La réalisation du gazoduc Turkish stream , si elle est décidée, prévoit son extension au-delà de la frontière turque vers la Macédoine, la Serbie et l'Europe centrale. M. Lafazanis a fait valoir que l'Europe a besoin du gaz russe, a souligné la nécessité de ce pipeline, alors qu'on a laissé passer la chance des projets précédents tels que l'oléoduc Burgas - Alexandroupolis ou le South stream, et il s'est opposé à ce que la Russie soit placée « en quarantaine en matière d'énergie ».

Il a également ajouté que si ce gazoduc n'était pas réalisé, cela équivaudrait à un monopole du transit du gaz de la Russie vers l'Europe à travers l'Allemagne, ce qui renforcerait le pouvoir de l'Allemagne en Europe et ne contribuerait pas à un partenariat équitable entre les pays et les peuples.

En réponse à des questions sur les réactions possibles de la part de l'UE et des États-Unis concernant le transit du gaz russe vers l'Europe à travers la Grèce, le ministre, après avoir constaté que la prolongation de l'oléoduc serait conforme à la législation nationale et communautaire, a souligné : « la Grèce n'a pas de complexes, elle n'est le satellite de personne et n'est pas un pays assujetti énergétiquement à une grande puissance ou une alliance de pays.
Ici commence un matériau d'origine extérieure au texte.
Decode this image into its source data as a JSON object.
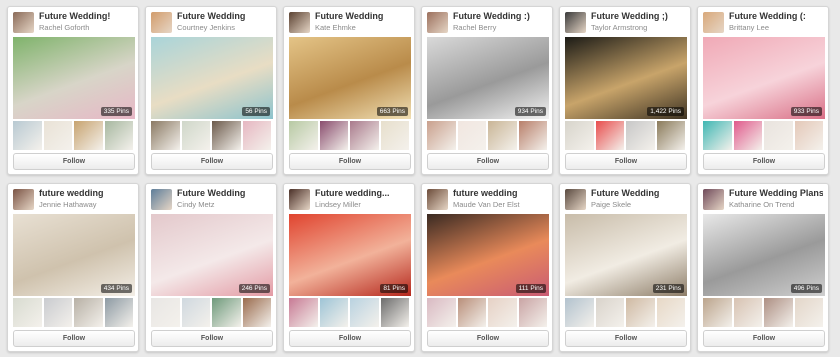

La Grèce veut exercer une politique énergétique nationale indépendante qui sert l'intérêt national. Il est inconcevable et inacceptable que tout membre de l'UE soit soumis à un pré-audit de l'UE en cas d'accords avec des pays tiers. Cela supprime toute souplesse au niveau national et attribue à l'UE un incontrôlable patronage sur les politiques énergétiques des États. Nous n'abandonnerons pas le droit de conduire des politiques nationales dans le cadre européen, nous ne voulons pas remettre l'Europe dans les mains des « Sept Sœurs »de l'énergie, nous voulons développer une politique de l'énergie qui réduise les prix de l'énergie et le coût de l'approvisionnement énergétique ».